Butterfat and Thickening
Reader Nora asks:
You say that fat is what thickens a fermented dairy product like sour cream, but yogurt is even thicker and has almost no fat. Can you explain that?
I can. (I think). But first I should clarify that fat isn’t the only thing that thickens sour cream. Both yogurt and sour cream are thickened by coagulated milk proteins. Bacterially-generated acid creates this effect, changing the polarity of the bonding sites on the long and languid protein molecules, so that instead of being repelled by one another they become attracted. The result is a net that catches other molecules in it like so many fish. Since the mixture can’t flow as easily, it thickens.
There’s a difference, however, in the thickening powers of various lactic acid bacteria around the world. The by-products of the lactic acid bacteria that live in places like Afghanistan create very dense protein networks. Those made by bacteria that live in places like Kentucky don’t, which means that if I want firm yogurt instead of semi-liquid clabber (which is what you get when you ferment milk with bacteria that are native to America), I need to import microbes to do the job.
The interesting thing about yogurt is that when you add more fat to it (say, by using whole milk instead of skim milk) it actually gets thinner.

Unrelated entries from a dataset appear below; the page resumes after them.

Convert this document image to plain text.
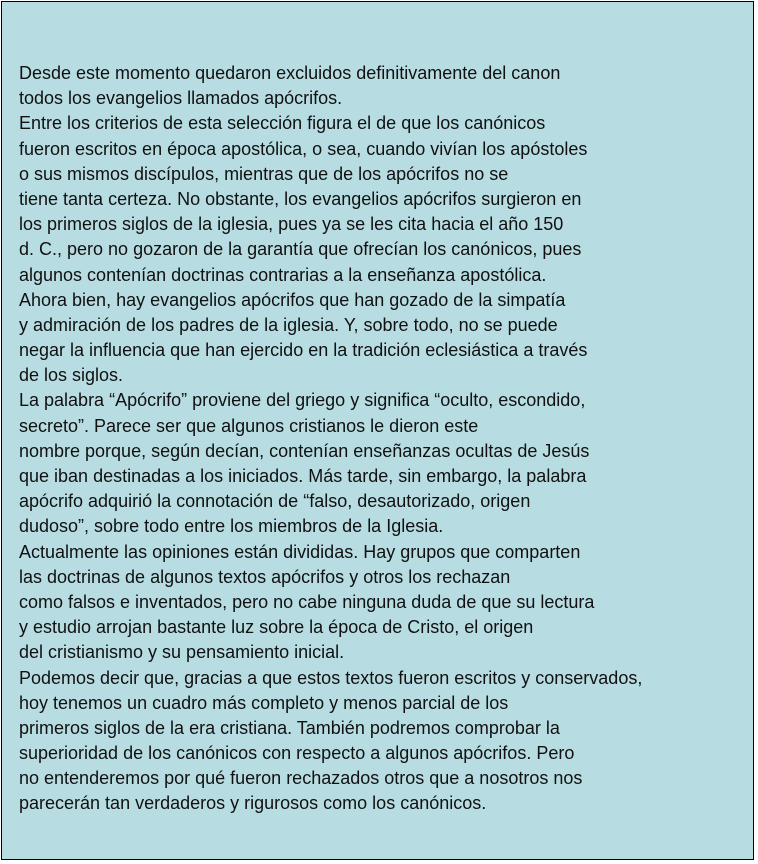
Desde este momento quedaron excluidos definitivamente del canon
todos los evangelios llamados apócrifos.
Entre los criterios de esta selección figura el de que los canónicos
fueron escritos en época apostólica, o sea, cuando vivían los apóstoles
o sus mismos discípulos, mientras que de los apócrifos no se
tiene tanta certeza. No obstante, los evangelios apócrifos surgieron en
los primeros siglos de la iglesia, pues ya se les cita hacia el año 150
d. C., pero no gozaron de la garantía que ofrecían los canónicos, pues
algunos contenían doctrinas contrarias a la enseñanza apostólica.
Ahora bien, hay evangelios apócrifos que han gozado de la simpatía
y admiración de los padres de la iglesia. Y, sobre todo, no se puede
negar la influencia que han ejercido en la tradición eclesiástica a través
de los siglos.
La palabra “Apócrifo” proviene del griego y significa “oculto, escondido,
secreto”. Parece ser que algunos cristianos le dieron este
nombre porque, según decían, contenían enseñanzas ocultas de Jesús
que iban destinadas a los iniciados. Más tarde, sin embargo, la palabra
apócrifo adquirió la connotación de “falso, desautorizado, origen
dudoso”, sobre todo entre los miembros de la Iglesia.
Actualmente las opiniones están divididas. Hay grupos que comparten
las doctrinas de algunos textos apócrifos y otros los rechazan
como falsos e inventados, pero no cabe ninguna duda de que su lectura
y estudio arrojan bastante luz sobre la época de Cristo, el origen
del cristianismo y su pensamiento inicial.
Podemos decir que, gracias a que estos textos fueron escritos y conservados,
hoy tenemos un cuadro más completo y menos parcial de los
primeros siglos de la era cristiana. También podremos comprobar la
superioridad de los canónicos con respecto a algunos apócrifos. Pero
no entenderemos por qué fueron rechazados otros que a nosotros nos
parecerán tan verdaderos y rigurosos como los canónicos.
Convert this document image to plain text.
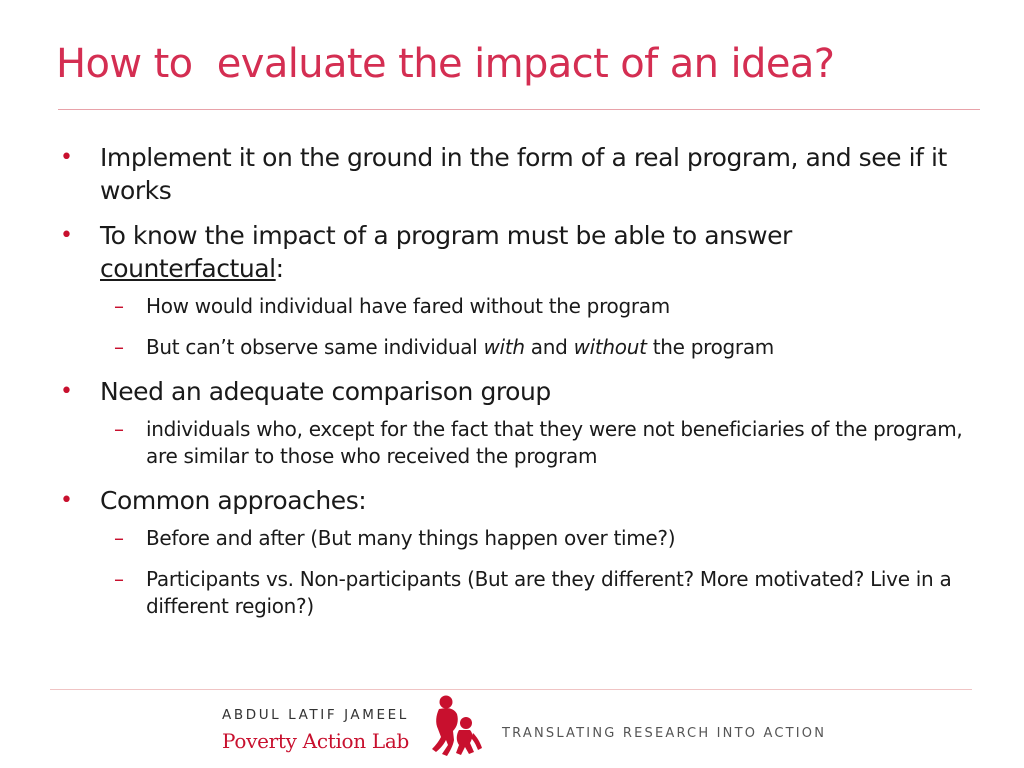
How to  evaluate the impact of an idea?
• Implement it on the ground in the form of a real program, and see if it works
• To know the impact of a program must be able to answer counterfactual:
– How would individual have fared without the program
– But can’t observe same individual with and without the program
• Need an adequate comparison group
– individuals who, except for the fact that they were not beneficiaries of the program, are similar to those who received the program
• Common approaches:
– Before and after (But many things happen over time?)
– Participants vs. Non-participants (But are they different? More motivated? Live in a different region?)
ABDUL LATIF JAMEEL
Poverty Action Lab	TRANSLATING RESEARCH INTO ACTION
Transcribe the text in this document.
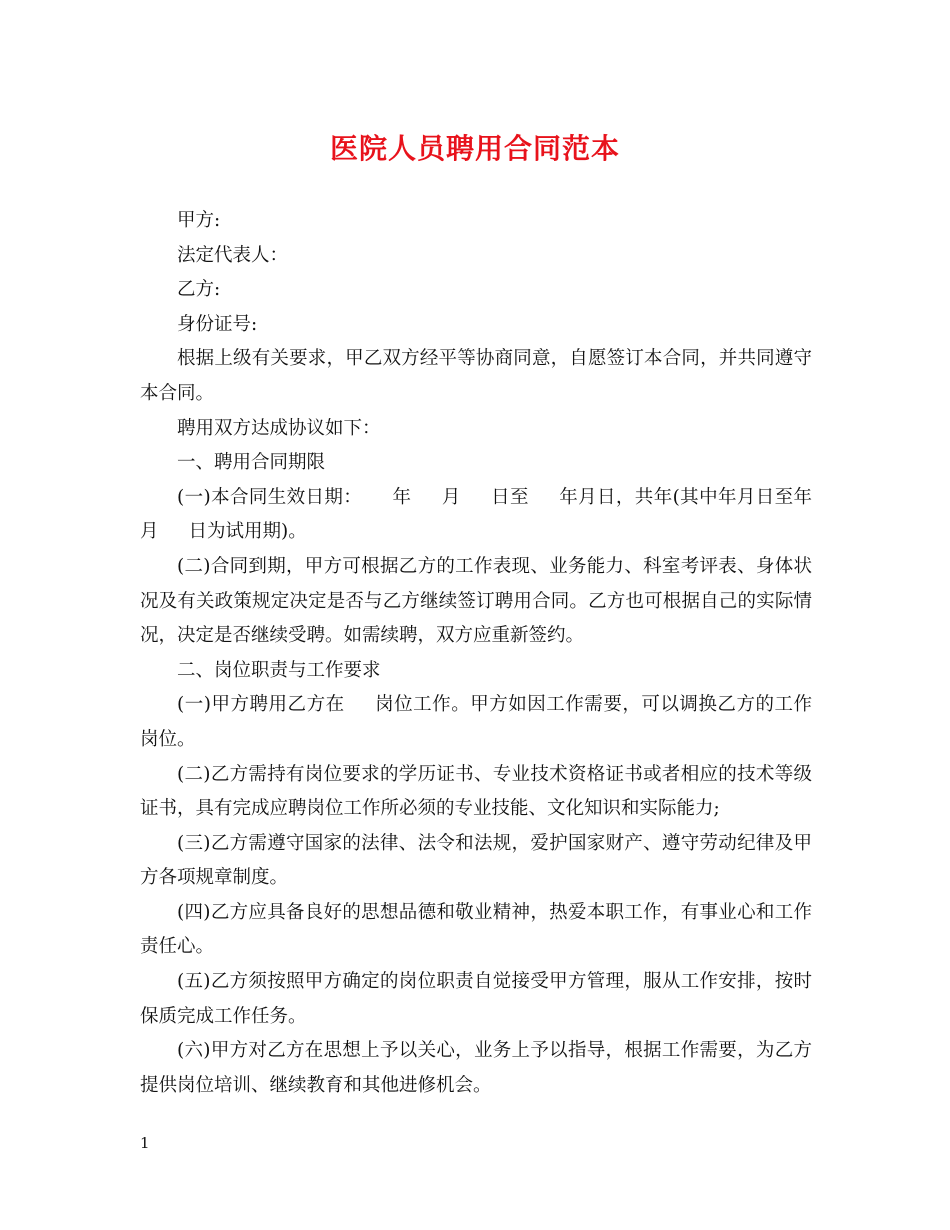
医院人员聘用合同范本

甲方:

法定代表人：

乙方:

身份证号:

根据上级有关要求，甲乙双方经平等协商同意，自愿签订本合同，并共同遵守本合同。

聘用双方达成协议如下：

一、聘用合同期限

(一)本合同生效日期： 年 月 日至 年月日，共年(其中年月日至年月 日为试用期)。

(二)合同到期，甲方可根据乙方的工作表现、业务能力、科室考评表、身体状况及有关政策规定决定是否与乙方继续签订聘用合同。乙方也可根据自己的实际情况，决定是否继续受聘。如需续聘，双方应重新签约。

二、岗位职责与工作要求

(一)甲方聘用乙方在 岗位工作。甲方如因工作需要，可以调换乙方的工作岗位。

(二)乙方需持有岗位要求的学历证书、专业技术资格证书或者相应的技术等级证书，具有完成应聘岗位工作所必须的专业技能、文化知识和实际能力;

(三)乙方需遵守国家的法律、法令和法规，爱护国家财产、遵守劳动纪律及甲方各项规章制度。

(四)乙方应具备良好的思想品德和敬业精神，热爱本职工作，有事业心和工作责任心。

(五)乙方须按照甲方确定的岗位职责自觉接受甲方管理，服从工作安排，按时保质完成工作任务。

(六)甲方对乙方在思想上予以关心，业务上予以指导，根据工作需要，为乙方提供岗位培训、继续教育和其他进修机会。

1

This is because fat molecules get in the way of the protein net as it tries to form, interfering with its strength.
But that’s milk. Cream has a whole lot more fat than milk does, from five to eight times more depending on the type of cow that gave it. Since fat molecules and water molecules don’t really get along, the fat molecules form groups, then blobs. Combine those big blobs with even a weak, Kentucky-made protein network and the result is very little flow and thus thickening, albeit of a slightly different kind.
Think of yogurt thickening as a very fine-mesh net catching lots of very little fish, and sour cream thickening as a very broad-mesh net catching lots of very big fish. Make sense? Thought not. Dang.